Quando arriviamo ad Húsavík, nel nord dell’Islanda, sono da poco passate le tre del pomeriggio, ma è difficile da dire. È estate e questo è il periodo del “sole di mezzanotte”: il sole, anziché tramontare, ristagna sull’orizzonte, stiracchiando le giornate.
In pratica, si perde il senso del tempo e si fa presto a scambiare quella che dovrebbe essere la sera per la mattina e viceversa.
Non aiuta di certo a scandire il giorno neanche la calma che ovatta la cittadina e i dintorni, dove i campi sono punteggiati da pecore oziose, immobili pennellate bianche che si risparmiano ogni movimento, ad eccezione di quello della mandibola, snodata in una costante ruminazione.
Abbiamo già percorso metà della Ring Road (per l’itinerario completo puoi curiosare qui), in senso antiorario, eppure l’alternarsi di campi verdi, colate laviche e masse ghiacciate non ci ha ancora stancati.
Parcheggiamo il van di fronte ad un negozietto di souvenir. Sembra essere ben fornito: dalla porta di ingresso si intravedono mensole e pareti su cui campeggiano tazze, calamite, maglioni tradizionali dalla dubbia autenticità (se non sai di cosa sto parlando devi leggere questo articolo), magliette e peluche.
È piuttosto tiepido, per gli standard locali; perlomeno il vento non soffia impetuoso ed è una conquista, considerando la ragione per la quale siamo qui.
Comunque, se la strada che taglia a metà la città è semideserta, la vita brulica alle nostre spalle: il porto è in piena attività, sono diverse le imbarcazioni in arrivo o in partenza. È uno dei crocevia più importanti dell’isola, nonché uno dei luoghi islandesi in cui la pesca è particolarmente fruttuosa: ad essere ormeggiati sono, infatti, perlopiù modesti pescherecci.
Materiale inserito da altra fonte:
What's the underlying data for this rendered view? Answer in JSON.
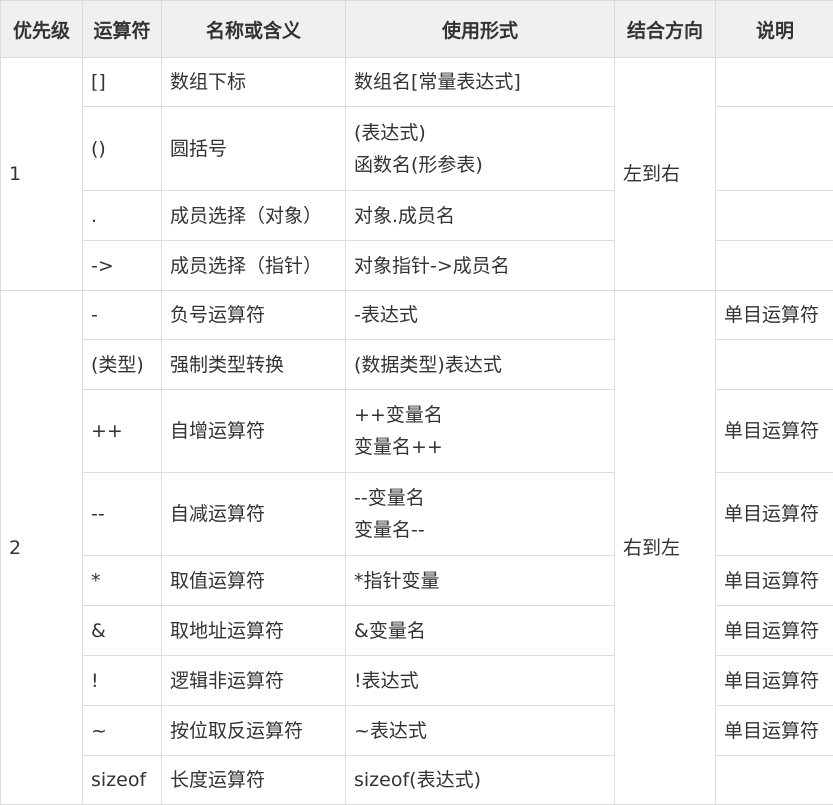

Ma non solo. Accanto ai ponti ingombri di reti e lenze, ci sono scafi ben diversi: barche a vela, gommoni, traghetti; piccoli vespai in cui gli equipaggi si adoperano a slegare gomene, manovrare timoni, aiutare i passeggeri a sistemarsi da poppa a prora, tutti con lo stesso obiettivo: salpare il prima possibile per non perdere l’opportunità di avvistare i grandi cetacei.
Sì, perché Húsavík è soprannominata “capitale mondiale” del whale watching. La sua ubicazione – la baia di Skjálfandi, su cui la cittadina si affaccia, costituisce una garanzia di cibo per le balene, che dunque fanno del fiordo il loro ritrovo – e il mix di correnti calde e fredde che si mescolano fanno sì che le sortite abbiano sempre successo.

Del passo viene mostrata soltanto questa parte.